Many brain-training companies tout the scientific backing of their products – the laboratory studies that reveal how their programs improve your brainpower. But according to a new report, most intervention studies like these have a critical flaw: They do not adequately account for the placebo effect.
The new analysis appears in the journal Perspectives on Psychological Science.
The results of psychological interventions, like medical ones, must be compared to improvements in a control condition, said University of Illinois psychology professor Daniel Simons, who co-wrote the article with Walter Boot, Cary Stothart and Cassie Stutts, of Florida State University. In a clinical trial for a new drug, some participants receive a pill with the critical ingredients, and others receive an identical-looking pill that is inert – a placebo. Because participants cannot tell which they received, people in each condition should be equally likely to expect improvements.
In contrast, for most psychology interventions, participants know what’s in their “pill,” Simons said.
“It’s not possible to use a brain-training program for 10 hours without knowing the type of training you received,” he said. “People can form expectations for what will improve based on their experiences with the training tasks, and the existence of differences in expectations between people in treatment and control groups potentially undermines any claim that improvements were due to the treatment itself. Not one of the studies cited by the brain-training companies looks at differing expectations between the groups.”
Merely having an “active control group,” one that does something for the same amount of time as the treatment group, does not protect against the placebo effect, Simons said. A treatment group that completes an intensive memory-training regimen might expect improved performance on other cognitive tasks assessing memory. A control group that does crossword puzzles or watches DVDs for the same amount of time likely won’t expect the same amount of improvement on the same tasks, he said.
“These problems are not limited to brain-training studies,” Simons said. “They hold true for almost all intervention studies.”
To illustrate the pervasiveness of this problem, the researchers examined expectations for improvement in studies of the effect of playing action video games on measures of perception and attention.
“Such studies find greater improvements in performance on attention and perception tasks after training with action video games than after training with non-action games for the same amount of time,” Boot said. “However, even with this sort of active control condition, these interventions still are at risk for differential placebo effects.”
The researchers measured expectations in two survey studies involving 200 participants each. Participants watched either a short video of an action game (“Unreal Tournament”) or one of the games commonly used as controls in these studies (“Tetris” or “The Sims”). They then read descriptions of the cognitive tests used in the studies, watched short videos of the tests, and answered questions about whether they thought their performance on the tests would improve as a result of training on the video game they had viewed.
The results showed that expectations for improvement were greater for the action-game group than for the control games on exactly the same tests that showed bigger improvements for action-game training in the intervention studies.

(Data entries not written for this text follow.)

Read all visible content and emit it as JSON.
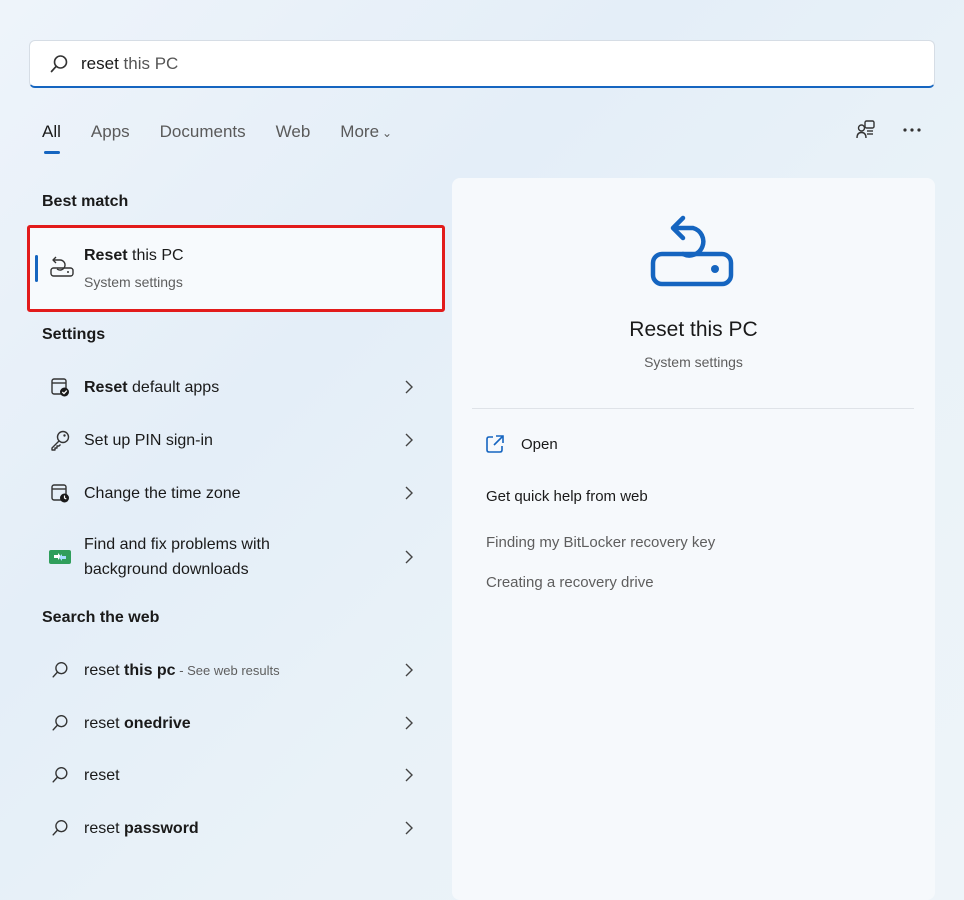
{
  "search": {
    "query_typed": "reset",
    "query_suggestion": " this PC"
  },
  "tabs": [
    {
      "label": "All",
      "active": true
    },
    {
      "label": "Apps"
    },
    {
      "label": "Documents"
    },
    {
      "label": "Web"
    },
    {
      "label": "More"
    }
  ],
  "top_icons": [
    "share-icon",
    "more-options-icon"
  ],
  "best_match": {
    "section_title": "Best match",
    "title_bold": "Reset",
    "title_rest": " this PC",
    "subtitle": "System settings",
    "icon": "reset-pc-icon"
  },
  "settings": {
    "section_title": "Settings",
    "items": [
      {
        "bold": "Reset",
        "rest": " default apps",
        "icon": "default-apps-icon"
      },
      {
        "bold": "",
        "rest": "Set up PIN sign-in",
        "icon": "key-icon"
      },
      {
        "bold": "",
        "rest": "Change the time zone",
        "icon": "clock-icon"
      },
      {
        "bold": "",
        "rest": "Find and fix problems with",
        "rest2": "background downloads",
        "icon": "troubleshoot-icon"
      }
    ]
  },
  "web": {
    "section_title": "Search the web",
    "items": [
      {
        "plain": "reset ",
        "bold": "this pc",
        "hint": " - See web results"
      },
      {
        "plain": "reset ",
        "bold": "onedrive",
        "hint": ""
      },
      {
        "plain": "reset",
        "bold": "",
        "hint": ""
      },
      {
        "plain": "reset ",
        "bold": "password",
        "hint": ""
      }
    ]
  },
  "detail": {
    "title": "Reset this PC",
    "subtitle": "System settings",
    "open_label": "Open",
    "help_title": "Get quick help from web",
    "help_links": [
      "Finding my BitLocker recovery key",
      "Creating a recovery drive"
    ]
  },
  "colors": {
    "accent": "#1565c0",
    "highlight_border": "#e21b1b"
  }
}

In fact, the pattern of expected improvements exactly matched actual improvements seen in video game intervention studies, the researchers found.
“If expectations for improvement align perfectly with the actual improvements, then any claim that the treatment was effective is premature,” Simons said. “Researchers must first eliminate differences in expectations across conditions.”
“Even though participants in psychology interventions typically know the nature of their intervention – you can’t play a video game without knowing the game you’re playing – there are steps researchers can take to ensure that the advantages of the treatment group are not due to expectations,” Boot said.
For example, researchers can mislead participants as to the expected benefits of a particular intervention, giving those in the control group higher expectations for improvement than those in the treatment group. Researchers also can assess expectations generated by treatments in a separate sample of participants to ensure that expectations do not differ between intervention and control treatments.
“Although placebo effects can be helpful as well, we need to know what causes improvements in an intervention,” Simons said. “We don’t want to recommend new therapies, change school curricula, or encourage the elderly to buy brain-training games if the benefits are just due to expectations for improvement. Only by using better active controls that equate for expectations can we draw definitive conclusions about the effectiveness of any intervention.”